Das Kriegstagebuch des Alfred H. Fried

Wengen, 28. Juli.

Drei Jahre! Drei volle Jahre Weltunheil! Und zu diesem Fürchterlichen als Krönung das Bewusstsein, dass das Ende noch nicht erkennbar. Noch mehr: dass mit der Verlängerung des Kriegs die Vernichtung noch steigern muss. Es ist die Verzweiflung, die den Endkampf kennzeichnen wird.

Drei Jahre! Das bitterste davon ahnen die meisten Menschen noch nicht. Sie hoffen immer noch, dass nach dem Ende ein Zustand kommen muss, der, weil er Friede genannt wird, eine Ähnlichkeit mit jener menschenwürdigen Periode besitzen muss, die wir vorher durchlebt haben. Sie wissen nicht, dass von einer Wiederkunft jener Zeit für das lebende Geschlecht und für die im nächsten Menschenalter zur Welt kommenden, keine Rede mehr sein kann. Was nach diesem Krieg kommt, ist nicht etwa das feste Land, das Schiffbrüchige aufnimmt; es ist lediglich ein Floß, Treibholz, vielleicht ein kleines Boot, das ihnen Halt bietet, um die Rettung erwarten zu können, ohne Sicherheit, dass sie auch wirklich kommt. Das wird der Friede sein, den wir zu erwarten haben. Nur die Sicherheit vor dem sofortigen Untergang wird er uns nehmen, und die Möglichkeit auf Rettung wird er uns geben. Noch nicht die Rettung selbst. Schiffbrüchige werden wir sein, wenn dieses Unheil in seinem ersten, akuten Stadium vorüber ist. Schiffbrüchige; noch nicht Gerettete.

Nach der Überwindung des ersten Frohlockens über die gebotene Rettungsmöglichkeit wird die Menschheit die ganze Trostlosigkeit ihrer Lage erkennen, mit Entsetzen gewahr werden, dass mit dem Friedensschluss das Elend dieses Kriegs noch lange nicht überwunden ist.
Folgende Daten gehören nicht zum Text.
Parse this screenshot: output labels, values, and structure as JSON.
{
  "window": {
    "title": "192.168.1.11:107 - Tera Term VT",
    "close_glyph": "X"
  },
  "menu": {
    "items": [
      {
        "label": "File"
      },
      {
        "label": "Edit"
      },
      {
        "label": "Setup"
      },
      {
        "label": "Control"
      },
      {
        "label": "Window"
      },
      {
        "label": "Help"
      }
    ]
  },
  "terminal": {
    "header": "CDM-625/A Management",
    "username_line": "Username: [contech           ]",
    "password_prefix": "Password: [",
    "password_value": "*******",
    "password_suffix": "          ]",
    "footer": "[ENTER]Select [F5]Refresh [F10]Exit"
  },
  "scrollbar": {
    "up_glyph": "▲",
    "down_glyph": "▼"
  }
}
Es wird fortgetragen werden müssen durch die Jahrzehnte, fortgetragen bis neue Menschen, die in ihrem Sinn keinerlei Verbindungen mit der durch diese Jahre des Kriegs hindurchgegangenen Menschheit mehr besitzen, die Welt von neuem errichtet und eingerichtet haben werden. Diejenigen, die heute leben, und seien sie im zartesten Kindesalter, werden diese neue Welt nicht mehr sehen. Es wird eine Generation auf Erden weilen, deren Aufgabe es sein wird, auf Gräbern zu trauern, auf Trümmern zu wandeln, und mit müden Händen den Schutt wegzuräumen, der die Arbeitsstätten bedeckt.

Drei Jahre! Es erübrigt sich, die Bilanz zu ziehen. Heute hofft keine der ringenden Mächte auf das, was sich die militärische Geistesbeschaffenheit einmal als Sieg vorgestellt hat. Sie erblicken den Sieg nur mehr darin, als der weniger Vernichtete aus dem Unternehmen hervorzugehen. Die Errungenschaften um den Preis der Weltvernichtung bestehen für sie darin, dass der andere noch mehr geschädigt ist als die eigne Gruppe. Sie ahnen ja nicht, dass die Schädigung der anderen auch die ihre ist, dass sie zu dem eigenen Elend, das sie zu tragen haben werden, noch das Elend der andern werden mittragen müssen. Der Weltzusammenhang, den sie nicht erkannt hatten, als sie um Friedensbedingungen weiterkämpften, die ihnen einen Sieg bringen müssen, der wird erkennbar werden in der Gemeinsamkeit der Last, die der Niedergang Aller auf jeden Einzelnen legen wird.

Sie haben diesen Krieg herbeigeführt aus Irrtum. Weil sie die Weltzusammenhänge noch nicht erkannten. Dieser Krieg ist möglich geworden, weil das Denken sich nicht in gleichem Maß entwickelt hatte, wie das technische Können. Die Entwicklung der Menschheit war einseitig. Die geistige blieb hinter der technischen zurück. So wurden dann die genialen Errungenschaften der Technik Mordwerkzeuge in den Händen Unmündiger. Statt zur höchsten Vollendung des Menschentums führte diese Ungleichmäßigkeit der Entwicklung zum Selbstmord.

So betrachtet wird dieser Krieg zur traurigsten Katastrophe der Menschheit. Er hat nicht nur die lebende Generation getroffen, er hat den aufstrebenden Schaft des Menschheitsbaums geknickt.

Das ist das Fazit der verfluchten drei Jahre.